Out there in business advice land, there's lots of writing about how good company cultures celebrate, encourage, or, at least accommodate, mistakes. Much of it is pablum, but there are some OK treatments of the topic (here's one I stumbled across).
Some other examples include: (1) An old friend, and founding member of the digerati, Esther Dyson, used to e-sign all her email with "Always Make New Mistakes" and (2) the founder of several companies that I've worked with over the years exhorted his employees to "Make Mistakes, but Don't Tank the Company."
As Stephen Colbert would have said, there's "truthiness" in all of these statements. But, sophisticated management teams understand the nuances of the situation. Too often, the cultural tagline, "it's OK to make mistakes", gets interpreted as "it's OK to move fast and be careless". That is not a way to build a successful company. Intelligence and common sense need to be applied.
Here's my take on the way to express the approach that good company cultures should take towards making mistakes.

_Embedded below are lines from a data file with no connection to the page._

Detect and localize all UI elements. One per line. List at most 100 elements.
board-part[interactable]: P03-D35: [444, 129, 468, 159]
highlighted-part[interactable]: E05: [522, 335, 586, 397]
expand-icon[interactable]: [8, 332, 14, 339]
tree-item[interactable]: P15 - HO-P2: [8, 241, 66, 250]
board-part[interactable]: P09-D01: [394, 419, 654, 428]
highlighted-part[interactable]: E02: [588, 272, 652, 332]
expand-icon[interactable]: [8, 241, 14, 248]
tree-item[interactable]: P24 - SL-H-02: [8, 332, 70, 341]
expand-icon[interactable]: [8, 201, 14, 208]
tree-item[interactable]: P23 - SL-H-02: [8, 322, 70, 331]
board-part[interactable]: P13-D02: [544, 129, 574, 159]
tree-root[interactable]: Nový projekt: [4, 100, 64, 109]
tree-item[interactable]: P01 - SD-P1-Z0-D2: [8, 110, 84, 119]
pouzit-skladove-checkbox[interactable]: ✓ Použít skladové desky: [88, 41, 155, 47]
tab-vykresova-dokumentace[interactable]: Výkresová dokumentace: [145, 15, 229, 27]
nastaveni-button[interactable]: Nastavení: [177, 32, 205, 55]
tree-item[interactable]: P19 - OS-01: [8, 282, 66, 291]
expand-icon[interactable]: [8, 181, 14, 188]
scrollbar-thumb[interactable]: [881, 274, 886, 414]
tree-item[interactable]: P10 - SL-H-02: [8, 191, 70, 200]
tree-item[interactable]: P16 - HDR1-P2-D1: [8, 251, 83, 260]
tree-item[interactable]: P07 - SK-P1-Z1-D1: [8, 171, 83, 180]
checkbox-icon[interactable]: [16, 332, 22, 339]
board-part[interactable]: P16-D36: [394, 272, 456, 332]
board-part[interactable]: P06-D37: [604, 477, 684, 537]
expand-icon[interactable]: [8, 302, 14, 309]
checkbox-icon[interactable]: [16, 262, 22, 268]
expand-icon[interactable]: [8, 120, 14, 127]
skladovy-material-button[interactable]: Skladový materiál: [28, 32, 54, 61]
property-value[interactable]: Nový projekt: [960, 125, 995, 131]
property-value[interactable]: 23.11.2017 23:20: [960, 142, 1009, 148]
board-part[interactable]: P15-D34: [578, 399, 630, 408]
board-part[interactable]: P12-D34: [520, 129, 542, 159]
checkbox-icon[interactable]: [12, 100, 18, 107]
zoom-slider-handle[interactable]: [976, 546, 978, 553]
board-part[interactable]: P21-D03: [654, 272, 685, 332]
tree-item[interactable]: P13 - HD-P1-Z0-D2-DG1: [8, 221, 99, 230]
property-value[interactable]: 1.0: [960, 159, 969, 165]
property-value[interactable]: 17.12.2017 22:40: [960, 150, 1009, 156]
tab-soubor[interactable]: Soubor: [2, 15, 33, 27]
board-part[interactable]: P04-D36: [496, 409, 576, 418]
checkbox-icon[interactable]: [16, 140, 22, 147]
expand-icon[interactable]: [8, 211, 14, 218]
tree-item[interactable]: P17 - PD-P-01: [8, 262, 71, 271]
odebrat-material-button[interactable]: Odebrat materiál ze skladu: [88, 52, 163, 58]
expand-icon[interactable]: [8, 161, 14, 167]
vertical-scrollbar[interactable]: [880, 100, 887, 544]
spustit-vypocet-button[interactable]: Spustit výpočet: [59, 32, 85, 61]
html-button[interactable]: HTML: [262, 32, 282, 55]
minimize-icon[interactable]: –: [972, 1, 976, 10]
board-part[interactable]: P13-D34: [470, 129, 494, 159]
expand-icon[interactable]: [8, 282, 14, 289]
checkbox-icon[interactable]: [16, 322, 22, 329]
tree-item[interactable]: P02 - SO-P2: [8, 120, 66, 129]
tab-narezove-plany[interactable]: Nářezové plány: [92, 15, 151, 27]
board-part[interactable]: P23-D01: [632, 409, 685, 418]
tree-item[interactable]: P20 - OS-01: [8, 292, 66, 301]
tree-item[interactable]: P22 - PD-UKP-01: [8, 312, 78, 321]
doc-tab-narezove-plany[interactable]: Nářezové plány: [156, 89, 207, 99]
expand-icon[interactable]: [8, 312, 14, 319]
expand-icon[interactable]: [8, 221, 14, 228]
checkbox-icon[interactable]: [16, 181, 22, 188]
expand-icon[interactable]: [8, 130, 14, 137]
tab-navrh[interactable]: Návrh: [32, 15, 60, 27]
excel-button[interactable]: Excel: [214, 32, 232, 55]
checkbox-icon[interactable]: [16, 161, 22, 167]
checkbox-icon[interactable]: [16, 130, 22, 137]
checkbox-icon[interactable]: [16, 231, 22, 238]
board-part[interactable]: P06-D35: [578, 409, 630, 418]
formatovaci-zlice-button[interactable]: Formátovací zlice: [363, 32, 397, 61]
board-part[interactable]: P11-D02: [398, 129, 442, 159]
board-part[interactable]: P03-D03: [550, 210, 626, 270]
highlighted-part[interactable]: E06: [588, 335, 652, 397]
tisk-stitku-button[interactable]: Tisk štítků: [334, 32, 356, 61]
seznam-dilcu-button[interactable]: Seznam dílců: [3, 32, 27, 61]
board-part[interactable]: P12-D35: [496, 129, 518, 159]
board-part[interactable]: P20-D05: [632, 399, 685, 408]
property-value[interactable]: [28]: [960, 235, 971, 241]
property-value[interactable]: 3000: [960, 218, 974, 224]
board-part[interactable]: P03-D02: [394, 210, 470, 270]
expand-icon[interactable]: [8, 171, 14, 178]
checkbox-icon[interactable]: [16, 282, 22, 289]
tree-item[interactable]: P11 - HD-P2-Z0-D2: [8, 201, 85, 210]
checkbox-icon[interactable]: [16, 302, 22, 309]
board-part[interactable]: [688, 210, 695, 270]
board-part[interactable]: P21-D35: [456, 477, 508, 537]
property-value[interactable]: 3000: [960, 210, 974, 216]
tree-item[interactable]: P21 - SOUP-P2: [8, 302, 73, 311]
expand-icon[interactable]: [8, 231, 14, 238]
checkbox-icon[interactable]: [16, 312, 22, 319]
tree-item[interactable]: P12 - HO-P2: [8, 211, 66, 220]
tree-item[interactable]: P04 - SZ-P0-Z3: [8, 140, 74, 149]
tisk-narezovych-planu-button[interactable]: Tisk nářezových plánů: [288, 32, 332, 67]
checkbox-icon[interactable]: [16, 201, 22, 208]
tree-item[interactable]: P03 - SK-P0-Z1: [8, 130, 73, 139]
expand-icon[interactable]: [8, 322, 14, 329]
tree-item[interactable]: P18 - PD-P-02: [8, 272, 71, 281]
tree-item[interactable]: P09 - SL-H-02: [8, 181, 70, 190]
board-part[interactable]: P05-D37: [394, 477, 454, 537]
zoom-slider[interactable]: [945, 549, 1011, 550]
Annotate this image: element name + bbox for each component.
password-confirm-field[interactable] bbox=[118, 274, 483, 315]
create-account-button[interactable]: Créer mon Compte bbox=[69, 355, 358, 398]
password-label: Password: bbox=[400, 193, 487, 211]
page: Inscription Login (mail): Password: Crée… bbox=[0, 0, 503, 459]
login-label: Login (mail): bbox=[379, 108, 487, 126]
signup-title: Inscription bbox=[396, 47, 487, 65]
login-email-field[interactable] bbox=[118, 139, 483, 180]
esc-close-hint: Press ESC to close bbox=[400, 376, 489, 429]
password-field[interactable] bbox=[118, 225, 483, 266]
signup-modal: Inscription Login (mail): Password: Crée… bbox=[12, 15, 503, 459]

I call it the Ten Commandments of Making Mistakes.
It's OK to make mistakes if you:
- were paying attention at the time
- were not affirmatively trying to make a mistake
- had both planned and prepared before making the mistake, and weren't being careless in doing whatever resulted in the mistake
- were not repeating a mistake that, while new to you, had already been made by others in your Company
- weren't making a mistake that, with some minimum amount of research, you would have found out that others had already made
- had checked with some others before making the mistake
- aren't making a mistake that tanks the Company
- were obeying a law of minimum common sense while making the mistake
- admit it was a mistake when that becomes apparent, and
- spend time learning from the mistake -- so that you don't repeat it.
Unfortunately, this is way to much to fit in a company culture statement, but maybe management teams can figure out how to let it percolate out into the Company over time.
P.S., I'd love to get other formulations and approaches to the culture of making mistakes.